Many wives and partners of sex addicts complain of their partner ogling other women. A man who can’t help staring at other women may be just a rude guy or his ogling may be part of a pattern of sexually compulsive behavior. If you are the partner of such a man you will know that it is crazy making. There are a million ways for a man to brush aside your concern and make you feel that you are overreacting. It is “gaslighting” on steroids.
I have worked with many sex addicts and their partners for whom ogling is a serious problem. By that I mean often the sex addict will be unable to stop looking at attractive women and will be using the images of sexy women he sees in passing as a way to be swept away, to feed a fantasy life, and to avoid the person he is with.

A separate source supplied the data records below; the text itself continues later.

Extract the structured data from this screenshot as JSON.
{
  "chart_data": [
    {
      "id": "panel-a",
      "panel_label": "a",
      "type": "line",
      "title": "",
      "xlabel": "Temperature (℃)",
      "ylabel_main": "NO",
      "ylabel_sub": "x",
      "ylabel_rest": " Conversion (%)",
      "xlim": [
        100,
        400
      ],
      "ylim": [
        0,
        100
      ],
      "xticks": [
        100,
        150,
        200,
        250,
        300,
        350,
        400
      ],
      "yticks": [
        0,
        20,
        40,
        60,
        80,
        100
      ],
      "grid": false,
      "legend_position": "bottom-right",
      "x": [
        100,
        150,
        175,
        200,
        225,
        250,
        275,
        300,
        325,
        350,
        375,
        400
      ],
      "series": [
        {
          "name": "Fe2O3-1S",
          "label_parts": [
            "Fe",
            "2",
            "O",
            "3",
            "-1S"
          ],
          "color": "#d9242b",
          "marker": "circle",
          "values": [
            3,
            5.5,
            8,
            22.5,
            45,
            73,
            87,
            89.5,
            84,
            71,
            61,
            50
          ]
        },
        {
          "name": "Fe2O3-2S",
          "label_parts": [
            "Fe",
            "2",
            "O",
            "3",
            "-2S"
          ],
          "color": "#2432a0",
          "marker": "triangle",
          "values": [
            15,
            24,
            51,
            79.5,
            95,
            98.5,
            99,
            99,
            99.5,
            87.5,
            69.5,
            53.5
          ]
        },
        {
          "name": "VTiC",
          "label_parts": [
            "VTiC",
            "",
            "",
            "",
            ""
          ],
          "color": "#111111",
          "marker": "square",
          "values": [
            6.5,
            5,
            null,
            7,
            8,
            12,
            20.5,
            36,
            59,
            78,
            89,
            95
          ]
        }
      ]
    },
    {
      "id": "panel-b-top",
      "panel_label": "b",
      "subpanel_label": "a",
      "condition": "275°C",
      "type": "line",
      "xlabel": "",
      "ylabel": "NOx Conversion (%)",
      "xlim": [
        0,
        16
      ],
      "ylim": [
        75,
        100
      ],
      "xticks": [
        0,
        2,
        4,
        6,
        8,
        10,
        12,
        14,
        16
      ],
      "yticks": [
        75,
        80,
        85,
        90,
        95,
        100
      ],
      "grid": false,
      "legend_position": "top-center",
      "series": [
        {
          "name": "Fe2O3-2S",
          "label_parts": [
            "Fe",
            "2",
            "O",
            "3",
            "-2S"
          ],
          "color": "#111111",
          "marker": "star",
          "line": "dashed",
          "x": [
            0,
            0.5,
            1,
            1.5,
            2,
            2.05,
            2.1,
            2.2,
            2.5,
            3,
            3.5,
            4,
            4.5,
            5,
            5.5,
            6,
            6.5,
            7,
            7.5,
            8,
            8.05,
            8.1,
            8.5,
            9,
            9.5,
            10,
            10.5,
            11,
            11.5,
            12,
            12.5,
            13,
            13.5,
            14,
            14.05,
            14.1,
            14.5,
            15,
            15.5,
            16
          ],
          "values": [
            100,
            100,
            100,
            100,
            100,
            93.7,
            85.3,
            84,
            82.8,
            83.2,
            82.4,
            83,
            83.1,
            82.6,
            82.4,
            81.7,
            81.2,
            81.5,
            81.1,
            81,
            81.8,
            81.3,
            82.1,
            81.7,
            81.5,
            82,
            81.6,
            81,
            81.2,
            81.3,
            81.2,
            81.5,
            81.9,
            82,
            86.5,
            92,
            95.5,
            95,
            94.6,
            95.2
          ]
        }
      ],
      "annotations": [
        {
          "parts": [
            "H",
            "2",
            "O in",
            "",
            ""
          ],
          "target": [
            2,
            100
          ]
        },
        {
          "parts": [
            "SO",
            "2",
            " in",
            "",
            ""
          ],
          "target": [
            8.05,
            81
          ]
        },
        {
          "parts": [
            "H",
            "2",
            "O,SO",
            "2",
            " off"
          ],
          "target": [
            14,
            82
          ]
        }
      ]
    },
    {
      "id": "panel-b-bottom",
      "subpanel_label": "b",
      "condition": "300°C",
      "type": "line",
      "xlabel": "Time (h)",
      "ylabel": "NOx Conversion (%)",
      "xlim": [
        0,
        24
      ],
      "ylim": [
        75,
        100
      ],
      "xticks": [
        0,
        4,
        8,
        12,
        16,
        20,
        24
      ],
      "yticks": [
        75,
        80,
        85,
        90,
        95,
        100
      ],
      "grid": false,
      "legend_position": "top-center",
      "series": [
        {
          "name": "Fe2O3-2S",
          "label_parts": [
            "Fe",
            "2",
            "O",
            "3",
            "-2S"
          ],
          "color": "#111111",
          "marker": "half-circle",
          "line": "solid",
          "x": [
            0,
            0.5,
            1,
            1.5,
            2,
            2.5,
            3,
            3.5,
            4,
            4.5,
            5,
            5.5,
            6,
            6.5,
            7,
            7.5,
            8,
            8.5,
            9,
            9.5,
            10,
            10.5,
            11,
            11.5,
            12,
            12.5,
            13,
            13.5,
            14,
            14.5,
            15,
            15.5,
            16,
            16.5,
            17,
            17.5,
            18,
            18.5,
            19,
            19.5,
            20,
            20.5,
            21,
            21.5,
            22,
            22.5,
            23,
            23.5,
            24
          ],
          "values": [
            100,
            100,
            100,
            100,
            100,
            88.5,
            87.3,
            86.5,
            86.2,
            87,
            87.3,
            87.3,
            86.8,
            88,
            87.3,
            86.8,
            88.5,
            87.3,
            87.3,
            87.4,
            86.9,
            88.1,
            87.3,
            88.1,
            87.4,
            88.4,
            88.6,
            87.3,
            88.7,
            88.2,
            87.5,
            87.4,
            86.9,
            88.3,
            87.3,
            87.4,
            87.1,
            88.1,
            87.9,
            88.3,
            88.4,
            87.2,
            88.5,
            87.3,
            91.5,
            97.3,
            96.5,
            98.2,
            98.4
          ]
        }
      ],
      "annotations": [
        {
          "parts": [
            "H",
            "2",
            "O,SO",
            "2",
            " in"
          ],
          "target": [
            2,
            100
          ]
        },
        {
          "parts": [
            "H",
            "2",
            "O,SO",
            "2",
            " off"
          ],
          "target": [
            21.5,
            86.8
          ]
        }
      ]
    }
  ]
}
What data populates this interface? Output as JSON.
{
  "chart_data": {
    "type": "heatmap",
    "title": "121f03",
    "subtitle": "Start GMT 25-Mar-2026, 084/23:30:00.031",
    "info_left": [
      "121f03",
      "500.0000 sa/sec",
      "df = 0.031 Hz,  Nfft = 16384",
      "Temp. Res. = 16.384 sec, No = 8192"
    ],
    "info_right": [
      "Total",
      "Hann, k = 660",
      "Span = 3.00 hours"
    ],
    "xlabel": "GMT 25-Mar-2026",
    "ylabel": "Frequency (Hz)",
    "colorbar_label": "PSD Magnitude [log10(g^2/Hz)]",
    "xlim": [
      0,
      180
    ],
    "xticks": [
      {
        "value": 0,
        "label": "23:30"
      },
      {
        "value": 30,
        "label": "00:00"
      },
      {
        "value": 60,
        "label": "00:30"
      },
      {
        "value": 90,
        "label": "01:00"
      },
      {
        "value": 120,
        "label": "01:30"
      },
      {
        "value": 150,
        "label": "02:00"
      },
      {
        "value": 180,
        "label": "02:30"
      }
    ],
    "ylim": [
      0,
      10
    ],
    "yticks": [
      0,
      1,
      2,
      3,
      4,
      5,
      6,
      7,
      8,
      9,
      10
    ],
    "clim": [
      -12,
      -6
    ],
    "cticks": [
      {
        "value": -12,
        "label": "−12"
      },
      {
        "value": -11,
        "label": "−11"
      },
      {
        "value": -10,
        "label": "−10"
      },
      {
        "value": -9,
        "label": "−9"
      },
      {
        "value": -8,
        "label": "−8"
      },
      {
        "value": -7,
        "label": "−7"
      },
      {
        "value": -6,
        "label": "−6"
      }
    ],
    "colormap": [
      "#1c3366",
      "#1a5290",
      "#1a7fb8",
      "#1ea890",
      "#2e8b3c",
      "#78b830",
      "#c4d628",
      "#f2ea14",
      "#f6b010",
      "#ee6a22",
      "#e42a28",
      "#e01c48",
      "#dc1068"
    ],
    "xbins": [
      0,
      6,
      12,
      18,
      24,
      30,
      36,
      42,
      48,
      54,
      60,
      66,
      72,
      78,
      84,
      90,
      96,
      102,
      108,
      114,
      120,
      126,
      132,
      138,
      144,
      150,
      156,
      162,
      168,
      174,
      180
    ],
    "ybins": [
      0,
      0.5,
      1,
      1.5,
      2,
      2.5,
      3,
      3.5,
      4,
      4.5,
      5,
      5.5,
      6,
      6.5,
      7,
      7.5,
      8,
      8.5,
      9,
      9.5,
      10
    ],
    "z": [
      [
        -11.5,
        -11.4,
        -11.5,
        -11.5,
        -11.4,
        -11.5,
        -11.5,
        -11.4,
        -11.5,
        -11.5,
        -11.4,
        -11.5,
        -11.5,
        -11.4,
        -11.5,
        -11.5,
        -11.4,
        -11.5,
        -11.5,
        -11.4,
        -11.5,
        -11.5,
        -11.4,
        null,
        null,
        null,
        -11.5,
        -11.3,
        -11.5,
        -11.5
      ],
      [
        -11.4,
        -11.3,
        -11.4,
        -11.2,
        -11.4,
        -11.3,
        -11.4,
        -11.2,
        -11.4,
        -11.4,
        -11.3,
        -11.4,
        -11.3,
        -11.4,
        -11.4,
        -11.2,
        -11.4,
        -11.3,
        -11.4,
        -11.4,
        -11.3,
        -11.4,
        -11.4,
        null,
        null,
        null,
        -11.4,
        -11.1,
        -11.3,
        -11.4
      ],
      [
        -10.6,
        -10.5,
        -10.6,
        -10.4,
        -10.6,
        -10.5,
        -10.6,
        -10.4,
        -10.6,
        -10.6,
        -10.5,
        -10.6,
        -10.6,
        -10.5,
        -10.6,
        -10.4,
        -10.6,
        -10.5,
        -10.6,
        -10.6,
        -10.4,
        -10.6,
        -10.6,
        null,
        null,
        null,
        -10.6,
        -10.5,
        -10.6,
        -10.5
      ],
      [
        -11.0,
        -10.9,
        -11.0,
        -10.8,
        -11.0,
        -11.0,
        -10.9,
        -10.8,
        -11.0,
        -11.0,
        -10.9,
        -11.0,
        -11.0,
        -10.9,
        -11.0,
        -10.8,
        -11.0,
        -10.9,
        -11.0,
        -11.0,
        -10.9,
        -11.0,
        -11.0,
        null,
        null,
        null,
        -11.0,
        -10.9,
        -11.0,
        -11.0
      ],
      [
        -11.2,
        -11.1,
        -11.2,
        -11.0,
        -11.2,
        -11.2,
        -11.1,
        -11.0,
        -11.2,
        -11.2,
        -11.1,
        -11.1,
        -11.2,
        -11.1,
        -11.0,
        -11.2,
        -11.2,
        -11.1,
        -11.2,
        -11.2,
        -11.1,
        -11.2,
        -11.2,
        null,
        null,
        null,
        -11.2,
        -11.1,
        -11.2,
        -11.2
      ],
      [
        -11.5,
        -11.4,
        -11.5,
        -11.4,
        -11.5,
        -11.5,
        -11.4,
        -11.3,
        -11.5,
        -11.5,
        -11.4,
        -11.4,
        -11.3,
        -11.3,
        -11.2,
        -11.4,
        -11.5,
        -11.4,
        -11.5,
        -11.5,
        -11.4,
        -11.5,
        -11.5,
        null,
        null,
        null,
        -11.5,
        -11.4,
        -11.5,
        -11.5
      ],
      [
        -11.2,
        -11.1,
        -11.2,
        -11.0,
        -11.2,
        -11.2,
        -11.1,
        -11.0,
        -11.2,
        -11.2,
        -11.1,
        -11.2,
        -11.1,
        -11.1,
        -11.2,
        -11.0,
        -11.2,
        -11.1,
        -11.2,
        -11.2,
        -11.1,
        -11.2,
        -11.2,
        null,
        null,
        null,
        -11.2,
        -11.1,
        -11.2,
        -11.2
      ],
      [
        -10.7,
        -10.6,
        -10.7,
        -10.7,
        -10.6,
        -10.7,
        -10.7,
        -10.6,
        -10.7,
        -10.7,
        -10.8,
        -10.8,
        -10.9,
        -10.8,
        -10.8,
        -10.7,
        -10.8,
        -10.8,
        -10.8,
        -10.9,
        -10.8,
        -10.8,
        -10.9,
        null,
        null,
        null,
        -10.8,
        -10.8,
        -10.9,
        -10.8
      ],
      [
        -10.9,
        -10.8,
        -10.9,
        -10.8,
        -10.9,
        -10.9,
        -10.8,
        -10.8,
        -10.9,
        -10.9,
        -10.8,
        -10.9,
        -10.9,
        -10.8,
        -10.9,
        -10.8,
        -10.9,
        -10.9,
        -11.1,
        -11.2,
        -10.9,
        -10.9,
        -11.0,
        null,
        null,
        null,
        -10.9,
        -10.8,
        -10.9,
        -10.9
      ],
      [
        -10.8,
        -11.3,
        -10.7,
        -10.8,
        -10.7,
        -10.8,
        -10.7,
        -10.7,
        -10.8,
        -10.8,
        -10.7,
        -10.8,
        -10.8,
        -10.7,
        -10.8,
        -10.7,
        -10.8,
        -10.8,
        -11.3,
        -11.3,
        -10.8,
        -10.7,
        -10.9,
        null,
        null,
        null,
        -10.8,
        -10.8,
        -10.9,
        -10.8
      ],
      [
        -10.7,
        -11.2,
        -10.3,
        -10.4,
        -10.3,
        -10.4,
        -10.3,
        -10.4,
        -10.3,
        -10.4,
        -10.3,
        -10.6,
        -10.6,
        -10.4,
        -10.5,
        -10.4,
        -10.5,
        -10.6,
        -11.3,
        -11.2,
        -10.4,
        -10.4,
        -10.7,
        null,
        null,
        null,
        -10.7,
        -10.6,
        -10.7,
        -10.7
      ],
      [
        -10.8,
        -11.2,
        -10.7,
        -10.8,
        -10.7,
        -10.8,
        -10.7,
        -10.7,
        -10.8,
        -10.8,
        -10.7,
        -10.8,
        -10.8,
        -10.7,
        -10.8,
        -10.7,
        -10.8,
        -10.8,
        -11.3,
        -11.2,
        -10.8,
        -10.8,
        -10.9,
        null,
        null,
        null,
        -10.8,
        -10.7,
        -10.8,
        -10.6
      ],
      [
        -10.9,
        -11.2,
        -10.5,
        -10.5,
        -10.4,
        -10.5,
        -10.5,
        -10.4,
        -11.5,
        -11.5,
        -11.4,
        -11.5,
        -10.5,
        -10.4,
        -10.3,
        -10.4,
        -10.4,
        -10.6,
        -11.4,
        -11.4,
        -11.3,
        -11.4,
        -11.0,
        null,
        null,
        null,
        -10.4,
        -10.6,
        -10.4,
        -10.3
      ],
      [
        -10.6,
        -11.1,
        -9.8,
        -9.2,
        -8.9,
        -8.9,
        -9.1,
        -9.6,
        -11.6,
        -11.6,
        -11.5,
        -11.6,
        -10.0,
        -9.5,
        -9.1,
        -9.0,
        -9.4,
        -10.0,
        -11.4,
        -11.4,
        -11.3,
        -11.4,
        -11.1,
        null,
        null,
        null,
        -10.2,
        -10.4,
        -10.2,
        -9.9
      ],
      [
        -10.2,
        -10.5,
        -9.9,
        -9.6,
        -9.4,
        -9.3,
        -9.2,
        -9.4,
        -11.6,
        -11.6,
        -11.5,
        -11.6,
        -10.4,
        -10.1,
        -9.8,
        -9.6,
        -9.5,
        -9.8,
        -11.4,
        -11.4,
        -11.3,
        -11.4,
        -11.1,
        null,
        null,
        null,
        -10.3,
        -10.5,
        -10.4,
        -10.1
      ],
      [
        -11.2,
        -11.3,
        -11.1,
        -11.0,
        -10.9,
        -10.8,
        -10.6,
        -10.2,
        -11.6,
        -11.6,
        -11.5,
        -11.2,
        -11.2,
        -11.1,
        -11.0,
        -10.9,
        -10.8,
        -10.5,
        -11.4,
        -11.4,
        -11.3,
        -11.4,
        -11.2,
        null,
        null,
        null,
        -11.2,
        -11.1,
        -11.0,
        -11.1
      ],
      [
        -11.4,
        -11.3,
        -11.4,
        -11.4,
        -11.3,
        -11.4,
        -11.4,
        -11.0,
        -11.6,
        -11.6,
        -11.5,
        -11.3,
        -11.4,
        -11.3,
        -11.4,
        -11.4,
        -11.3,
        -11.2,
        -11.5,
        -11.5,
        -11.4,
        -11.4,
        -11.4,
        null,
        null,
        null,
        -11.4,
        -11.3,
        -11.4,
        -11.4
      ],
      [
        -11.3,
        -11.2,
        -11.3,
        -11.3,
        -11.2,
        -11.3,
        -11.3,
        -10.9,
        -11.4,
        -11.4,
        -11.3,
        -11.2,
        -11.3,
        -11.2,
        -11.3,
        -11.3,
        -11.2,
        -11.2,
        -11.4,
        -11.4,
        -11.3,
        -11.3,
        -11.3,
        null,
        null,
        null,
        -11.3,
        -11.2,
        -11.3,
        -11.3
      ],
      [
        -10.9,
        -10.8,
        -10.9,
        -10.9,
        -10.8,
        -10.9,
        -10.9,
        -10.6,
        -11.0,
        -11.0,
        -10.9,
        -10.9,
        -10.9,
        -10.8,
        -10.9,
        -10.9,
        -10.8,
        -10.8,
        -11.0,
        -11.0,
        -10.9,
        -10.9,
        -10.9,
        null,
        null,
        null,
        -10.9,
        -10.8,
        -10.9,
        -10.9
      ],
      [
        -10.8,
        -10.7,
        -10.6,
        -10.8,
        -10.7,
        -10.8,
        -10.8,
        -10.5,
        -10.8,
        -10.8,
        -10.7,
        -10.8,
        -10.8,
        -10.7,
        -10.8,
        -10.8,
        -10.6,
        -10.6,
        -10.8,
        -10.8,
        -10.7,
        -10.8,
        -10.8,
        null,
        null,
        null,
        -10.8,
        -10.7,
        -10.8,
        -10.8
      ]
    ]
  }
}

I saw one sex addict who admitted that he ogled in this way; that he looked at women “from the neck down”. He was happily married yet he saw himself as being sexually compulsive in this one area. He claimed he would do anything to stop because it hurt his wife so much. When he couldn’t stop looking at another woman in a restaurant on his honeymoon it was a wake up call for his wife (and him).
The three second rule
Sex addicts in recovery are told to follow the three second rule, meaning that although you can’t help glancing at or noticing someone, you can give yourself three seconds to stop looking. At that point you can hopefully manage to redirect your thoughts away from sexual objectification and into seeing the person as a person (a student, someone’s daughter, etc.) and to wish them well.
One of the partners of sex addicts who wrote to me challenged this idea. Her partner is a recovering sex addict who ogles women. She wrote:
“His comment to me about three seconds was that he rarely if ever looks that long because he wants to avoid discovery. He is very subtle about his looking, yet he is able to get a potent hit, even though his eyes only “flick” briefly onto a woman’s body. So basically, someone could look for under three seconds and get a potent sexual hit. In other words, it’s really not about the amount of time. It’s about the intent, the hunting, the feeding, the drinking in, the filling up.”
She describes also:
“…a different person I know who captures image impressions of women’s bodies and files them away mentally for later fantasy use. These also could be just very brief glimpses of someone’s cleavage or of someone in an every day position that is sexually titillating to the viewer.”
This woman’s partner is not unusual. Many sex addicts complain that they are helpless because there are just so many sexy women around and they can’t help looking at them. And yet ogling can feed an addiction by adding to what some sex addicts call their “data base” of sexual imagery that they can call up at a later time to use for masturbation or even during sex. It can feed what is essentially a stash of mental pornography even if they have been successful in giving up an actual pornography addiction.
One thing is for sure; if a man has already identified himself as having problematic, compulsive sexual behavior then his ogling is probably one of his array of sexually addictive behaviors.
What ogling does
Remembering images and having fantasies is not at all pathological in itself. And to some extent the level objectification of women that is involved in ogling is an everyday occurrence in our culture.
But as I noted elsewhere, the American Psychological Association talked about ogling as one step along a scale:
“with sexualized evaluation (e.g. looking at someone in a sexual way) at the less extreme end, and sexual exploitation, such as trafficking or abuse, at the more extreme end.”
Sexual objectification of women (and men) is rampant in our culture and it is probably getting worse. As a form of objectification, ogling may or may not be a dangerous trend, but can seriously interfere with a person’s ability to relate in an intimate relationship.
Ogling as a form of sexualizing and objectifying people is so common among sex addicts as to be almost universal. And it can also provide a direct trigger to relapse in an addict who gets swept into fantasy.
For some sex addicts looking at women in a sexual way is part of their addictive ritual. They feel deprived of sex, even rejected by the women they look at and this paves the way for them to escape into their other sexually addictive behaviors such as internet porn.
Is ogling voyeuristic?
As I discussed in a prior post it may not be possible for most of us to tune out sexy women. But sexual looking and sexual evaluation of strangers can be seen as unwanted and invasive in itself, quite apart form its impact on partners of sex addicts. Some women may want to be looked at, but some may feel slimed or even violated by it. And since the ogler has not way of knowing it’s best to assume that there is something uninvited and even potentially voyeuristic about it.